Suggestions: Validation Methodology

Conventional clinical studies do not work for Microbiome Prescription. The reason is simple and deals with the model used for those studies:

  • Find a cohort with a condition
  • Obtain measurement
  • Give them one item for n weeks
  • Re-measure and publish

This model does not work because our items may be different for each person because they are specific to each person’s microbiome.

Validation Posts

Alternative Model

For each list of suggestion per person, we see if the substance has been studied for this condition. Examine the results reported in each clinical study. The study may report 80% may have responded, 15% had no response, and 5% has adverse response.

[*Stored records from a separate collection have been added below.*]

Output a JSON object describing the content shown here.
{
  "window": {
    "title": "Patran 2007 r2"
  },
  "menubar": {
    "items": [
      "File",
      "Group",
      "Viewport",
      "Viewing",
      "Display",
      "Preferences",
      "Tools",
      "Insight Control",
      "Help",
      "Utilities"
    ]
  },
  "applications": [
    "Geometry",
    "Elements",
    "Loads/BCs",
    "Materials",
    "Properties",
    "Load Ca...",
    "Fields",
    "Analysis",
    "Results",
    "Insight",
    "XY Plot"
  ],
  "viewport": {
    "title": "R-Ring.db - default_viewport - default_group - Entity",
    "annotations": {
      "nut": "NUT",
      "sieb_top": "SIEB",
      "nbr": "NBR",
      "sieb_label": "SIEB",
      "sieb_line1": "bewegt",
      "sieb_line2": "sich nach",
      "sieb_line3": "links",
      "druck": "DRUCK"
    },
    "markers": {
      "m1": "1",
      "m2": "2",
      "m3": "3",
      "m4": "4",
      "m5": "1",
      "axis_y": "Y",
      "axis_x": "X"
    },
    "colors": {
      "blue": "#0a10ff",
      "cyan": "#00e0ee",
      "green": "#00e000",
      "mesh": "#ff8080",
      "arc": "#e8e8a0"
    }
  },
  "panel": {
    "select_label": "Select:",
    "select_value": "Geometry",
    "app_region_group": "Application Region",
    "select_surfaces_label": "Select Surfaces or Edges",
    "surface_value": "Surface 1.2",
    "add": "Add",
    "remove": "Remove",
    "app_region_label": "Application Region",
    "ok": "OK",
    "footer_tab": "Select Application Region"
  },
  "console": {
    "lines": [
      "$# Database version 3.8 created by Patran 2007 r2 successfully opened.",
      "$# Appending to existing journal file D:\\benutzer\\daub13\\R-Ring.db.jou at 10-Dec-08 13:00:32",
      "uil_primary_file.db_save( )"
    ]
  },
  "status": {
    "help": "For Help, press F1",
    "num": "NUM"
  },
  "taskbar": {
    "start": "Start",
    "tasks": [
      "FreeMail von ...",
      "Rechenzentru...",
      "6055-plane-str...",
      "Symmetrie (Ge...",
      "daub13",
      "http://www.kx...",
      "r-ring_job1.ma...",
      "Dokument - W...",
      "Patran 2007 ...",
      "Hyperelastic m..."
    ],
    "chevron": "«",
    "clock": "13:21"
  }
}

To test with out model, for each person in our cohort of this condition, apply the same process. An ideal result for our cohort would be shown below (subject to sample size adjustments)

  • Substance is on the Suggested takes for 80% of the cohort
  • Substance is omitted (or very low weight) for 15% of the cohort
  • Substance is on the avoid list for 5% of the cohort

If we have a statistical match, then we could conclude that the suggestion process is valid.

This agreement leads to the hypothesis that the cause for being a responder is the microbiome. There has been a few recent studies actually reporting that for some drugs.

Tuning the Artificial Intelligence Fuzzy Logic

Over the last 4+ years, I have been tuning algorithms for both selecting the bacteria to target for suggestions as well as algorithms to get suggestions from the shifts seen in the targeted bacteria. This is an ongoing process. I have focused on a few conditions where I know the literature well and a lot of substances have been tried (one has 9,400 studies on it) and spot checked other conditions (usually, a lot less material to compare to).

My general impression is that each iteration has resulted in more and more suggestions agreeing with clinical studies for the known substances impact on the condition. This general concept of validation is used with many machine learning and artificial intelligence systems, the difference is that we are not validating against our own data but totally independent third party data.

What many microbiome reporting labs may be doing for suggestions

My impression is no-direct-to-retail labs attempt to validate their suggestion beyond a naïve superficial attempt trying to minimize costs.

When a client disclose their diagnosis to a lab, that diagnosis may be matched to a short extract of items that help (using clinical studies from US National Library of Medicine). This is usually done on a one time basis by hiring a nutritionist for a couple of months. Their suggestion may have nothing to do with the actual microbiome report, but because the suggestions work in general — they establish creditability with their clients and drive repeat business.

The second approach is to pick items on a bacteria by bacteria basis. This ignores impact on other bacteria. If they trim their list so that an item is only associated with one bacteria — then they avoid contradictory results in their suggestions, for example, for on bacteria take more fruit, for another bacteria consume less fruit. Again, the suggestions work in general — they establish creditability with their clients and drive repeat business.

My expectation is that labs will provide some evidence in their report — just a single study for each suggestion is sufficient. I see that in many medical gut reports (the studies may be old, but they are given).

Example of Microbiome Prescription source of suggestions documentation

A Case Study on one lab’s suggestion

For some labs, I am confused on the basis and their data source.

Recommendations from an unnamed lab forwarded by a reader

I went over to the US National Library of Medicine and attempted to find any studies for some of these, because many are not in my list of modifiers. The report identifies why for each one

For the first item checked, Your search was processed without automatic term mapping because it retrieved zero results. And the second item also returned nothing. For the third item, I found one study which reports that appears to report that apple pectin (and thus apple sauce) INCREASES dorea — their suggestion is contrary to the literature.

For the last one, Faecalibacterium, I used my database:

  • Lard (I used high fat)
  • Chocolate — I found two studies where it INCREASE, not decreases
  • Tea — regular tea is reported to increase it, sugar had differencing results
  • garlic — no results
  • soy — finally agreement with four studies
  • lentils — nothing
  • asparagus – nothing
Faecalibacterium

This labs provides zero links to their information sources. I wrote the lab and got this as a response “As for the recommendations, not all recommendations will appear via search as some recommendations are sourced from supplementary materials of publications not indexed by the search. ” I was expecting to get at least one or two links to these mysterious sources back from them… zero.